Рис. 18. Эдикты магистратов
Экономическое и социальное развитие римского государства неизбежно вело к усложнению общественных отношений, и как следствие выявилось несоответствие неподвижных и малочисленных норм цивильного права потребностям экономического развития.
Эдикты магистратов, и прежде всего преторов, стали инструментом решения этих проблем.Осуществляя руководство гражданским процессом, претор стал отказывать в иске в тех случаях, когда по букве цивильного права должна была быть предоставлена защита, но это противоречило принципам справедливости, и, наоборот, давать право на иск в случаях, не предусмотренных цивильным правом. Тем самым праву придавался более мобильный характер, хотя формально не отменялись традиционные нормы, к которым римляне относились с особым почтением.
Ни претор, ни другие магистраты не обладали компетенцией в области законотворчества. Они не могли отменять или
изменять законы, принимать новые. Закон не мог исходить от магистрата, поскольку закон в этот период выражает волю народа. Однако магистрат руководил деятельностью суда и в силу особой власти (imperium) давал судебную защиту новым общественным отношениям, нуждавшимся в ней, т. е. силой своей власти претор при известных обстоятельствах мог защитить несобственника, как собственника, оставив без защиты того, кто был собственником по цивильному праву. Но он не мог превратить несобственника в собственника.
Подобного рода правотворческая деятельность судебных магистратов развивалась постепенно. Сначала претор не посягал на авторитет и силу норм цивильного права, а только помогал их осуществлению, подкрепляя их своими исками. Затем с помощью своего эдикта претор стал заполнять пробелы цивильного права. И, наконец, эдикт претора стал содержать пункты, направленные на изменение и исправление цивильного права. Например, когда старое, агнатское родство, основанное на подчинении власти одного домовладыки, стало терять свое значение, претор объявил в своем эдикте, что в определенных случаях наследство будет закреплено не за известным наследником, а за другим лицом. Претор не имел права отменять нормы цивильного права и не делал этого. Наследник по цивильному праву не утрачивал своего права, но он становился номинальным наследником, так как преторский эдикт обеспечивал защиту другому лицу.

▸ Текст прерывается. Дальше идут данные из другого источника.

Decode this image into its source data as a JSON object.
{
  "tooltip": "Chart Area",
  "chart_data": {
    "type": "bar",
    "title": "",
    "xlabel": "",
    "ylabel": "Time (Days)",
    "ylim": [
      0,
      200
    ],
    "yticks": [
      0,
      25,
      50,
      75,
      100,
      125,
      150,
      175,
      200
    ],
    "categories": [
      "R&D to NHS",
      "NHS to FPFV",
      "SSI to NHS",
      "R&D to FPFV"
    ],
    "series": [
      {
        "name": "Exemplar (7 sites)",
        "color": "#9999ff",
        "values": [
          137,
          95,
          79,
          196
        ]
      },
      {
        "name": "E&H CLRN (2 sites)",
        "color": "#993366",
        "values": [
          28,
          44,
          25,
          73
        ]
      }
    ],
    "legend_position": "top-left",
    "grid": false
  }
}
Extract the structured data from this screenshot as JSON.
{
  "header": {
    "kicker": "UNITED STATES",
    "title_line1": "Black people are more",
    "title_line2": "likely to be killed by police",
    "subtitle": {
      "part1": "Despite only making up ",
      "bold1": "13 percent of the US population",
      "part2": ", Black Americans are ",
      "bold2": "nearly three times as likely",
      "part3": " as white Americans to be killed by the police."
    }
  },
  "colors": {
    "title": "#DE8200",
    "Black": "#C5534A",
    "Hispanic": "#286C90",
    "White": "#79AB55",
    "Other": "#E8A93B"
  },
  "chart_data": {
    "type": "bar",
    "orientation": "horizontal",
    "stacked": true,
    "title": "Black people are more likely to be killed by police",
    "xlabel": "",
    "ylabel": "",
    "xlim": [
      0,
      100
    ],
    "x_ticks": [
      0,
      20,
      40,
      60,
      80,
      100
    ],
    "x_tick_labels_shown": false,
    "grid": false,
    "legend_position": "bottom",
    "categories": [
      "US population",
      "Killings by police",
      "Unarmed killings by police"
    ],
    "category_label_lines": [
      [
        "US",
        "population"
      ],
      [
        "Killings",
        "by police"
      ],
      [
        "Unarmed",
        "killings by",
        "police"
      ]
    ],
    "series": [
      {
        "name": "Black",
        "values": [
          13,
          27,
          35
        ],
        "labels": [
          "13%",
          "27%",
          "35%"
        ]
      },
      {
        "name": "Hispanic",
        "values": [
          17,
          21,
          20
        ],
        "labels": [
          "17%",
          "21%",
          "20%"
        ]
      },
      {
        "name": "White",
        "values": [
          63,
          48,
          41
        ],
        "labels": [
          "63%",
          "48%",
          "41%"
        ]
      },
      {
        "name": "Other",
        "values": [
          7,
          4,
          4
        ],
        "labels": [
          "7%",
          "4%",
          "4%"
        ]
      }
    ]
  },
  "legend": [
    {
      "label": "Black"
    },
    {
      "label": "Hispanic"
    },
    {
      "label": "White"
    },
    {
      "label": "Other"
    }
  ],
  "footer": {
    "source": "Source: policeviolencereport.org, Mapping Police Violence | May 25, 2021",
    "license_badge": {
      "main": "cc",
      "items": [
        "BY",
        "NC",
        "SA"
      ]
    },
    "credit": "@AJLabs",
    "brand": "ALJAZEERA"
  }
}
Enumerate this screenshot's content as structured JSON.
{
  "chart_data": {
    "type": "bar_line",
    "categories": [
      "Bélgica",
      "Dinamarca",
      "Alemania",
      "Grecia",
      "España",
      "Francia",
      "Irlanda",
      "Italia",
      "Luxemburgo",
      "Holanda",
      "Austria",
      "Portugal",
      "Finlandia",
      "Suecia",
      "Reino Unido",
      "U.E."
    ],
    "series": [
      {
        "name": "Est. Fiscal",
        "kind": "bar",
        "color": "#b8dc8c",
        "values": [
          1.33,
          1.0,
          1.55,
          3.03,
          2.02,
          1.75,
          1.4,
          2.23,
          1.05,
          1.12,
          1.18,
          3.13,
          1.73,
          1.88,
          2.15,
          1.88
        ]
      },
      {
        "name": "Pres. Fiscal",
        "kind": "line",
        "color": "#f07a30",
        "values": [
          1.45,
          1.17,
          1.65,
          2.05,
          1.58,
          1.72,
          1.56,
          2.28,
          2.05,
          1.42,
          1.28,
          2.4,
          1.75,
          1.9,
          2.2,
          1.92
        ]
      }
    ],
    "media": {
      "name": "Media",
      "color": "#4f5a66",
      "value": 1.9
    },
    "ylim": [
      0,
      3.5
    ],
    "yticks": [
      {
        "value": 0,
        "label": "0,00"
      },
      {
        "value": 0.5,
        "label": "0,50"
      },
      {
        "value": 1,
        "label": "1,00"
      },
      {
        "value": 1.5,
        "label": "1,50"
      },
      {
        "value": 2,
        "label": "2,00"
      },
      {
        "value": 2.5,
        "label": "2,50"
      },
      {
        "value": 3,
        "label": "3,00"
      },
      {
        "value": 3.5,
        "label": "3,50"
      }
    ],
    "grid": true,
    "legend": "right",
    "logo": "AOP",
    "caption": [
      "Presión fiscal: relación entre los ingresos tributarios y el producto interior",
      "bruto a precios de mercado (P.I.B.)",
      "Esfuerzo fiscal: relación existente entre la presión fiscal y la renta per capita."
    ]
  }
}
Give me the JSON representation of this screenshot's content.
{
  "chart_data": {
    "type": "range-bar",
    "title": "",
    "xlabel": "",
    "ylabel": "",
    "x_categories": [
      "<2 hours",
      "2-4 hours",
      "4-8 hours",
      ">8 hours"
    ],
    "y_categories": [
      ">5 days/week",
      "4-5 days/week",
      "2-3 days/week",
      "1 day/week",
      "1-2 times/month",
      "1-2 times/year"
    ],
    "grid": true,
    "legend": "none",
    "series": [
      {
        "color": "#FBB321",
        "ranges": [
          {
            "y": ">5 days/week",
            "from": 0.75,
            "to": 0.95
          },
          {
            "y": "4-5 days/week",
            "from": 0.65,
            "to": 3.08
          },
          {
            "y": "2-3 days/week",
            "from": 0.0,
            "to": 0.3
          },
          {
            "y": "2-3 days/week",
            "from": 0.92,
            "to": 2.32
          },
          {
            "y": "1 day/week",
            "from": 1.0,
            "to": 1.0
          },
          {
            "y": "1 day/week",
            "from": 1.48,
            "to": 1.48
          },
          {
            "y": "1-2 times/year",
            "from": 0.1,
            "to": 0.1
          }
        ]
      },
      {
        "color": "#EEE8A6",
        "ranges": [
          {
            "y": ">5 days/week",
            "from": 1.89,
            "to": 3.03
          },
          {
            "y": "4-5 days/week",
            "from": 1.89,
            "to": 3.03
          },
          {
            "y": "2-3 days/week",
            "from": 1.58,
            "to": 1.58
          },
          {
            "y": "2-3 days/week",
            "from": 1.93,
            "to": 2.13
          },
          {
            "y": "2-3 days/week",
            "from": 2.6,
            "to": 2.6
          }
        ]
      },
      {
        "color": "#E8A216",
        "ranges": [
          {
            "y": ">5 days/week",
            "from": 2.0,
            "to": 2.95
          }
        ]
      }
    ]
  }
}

Право наследника оставалось “голым”, поскольку было лишено исковой защиты.Таким образом, преторский эдикт, формально не отменяя норм цивильного права, определял пути признания новых отношений и становился формой правообразования. Преторский эдикт быстро реагировал на новые запросы жизни, удовлетворял их и тем самым был, по образному выражению юриста Марциана, “живым голосом цивильного права”. После отмены в 17 г. до н. э. легисакционного процесса рассмотрения судебных споров, эдикты магистратов заняли почти монопольное положение в регулировании гражданского процесса. Это привело к формированию особой нормативной системы,
имевшей прикладное значение в отношении цивильного права. Эта нормативная система получила название jus honorarium (от слова honores, почетные должности) — магистратное право, или jus praetorium, т. е. преторское право, поскольку наибольшее значение в этой правотворческой деятельности имел преторс- кий эдикт.
Для выделения специфической природы норм преторского права, как бы в противопоставление им, по отношению к институтам цивильного права начинает применяться термин legitimus (законный). Например, iudicium legitimum — судебное разбирательство на основе цивильного права в противоположность гражданскому разбирательству на основе власти претора.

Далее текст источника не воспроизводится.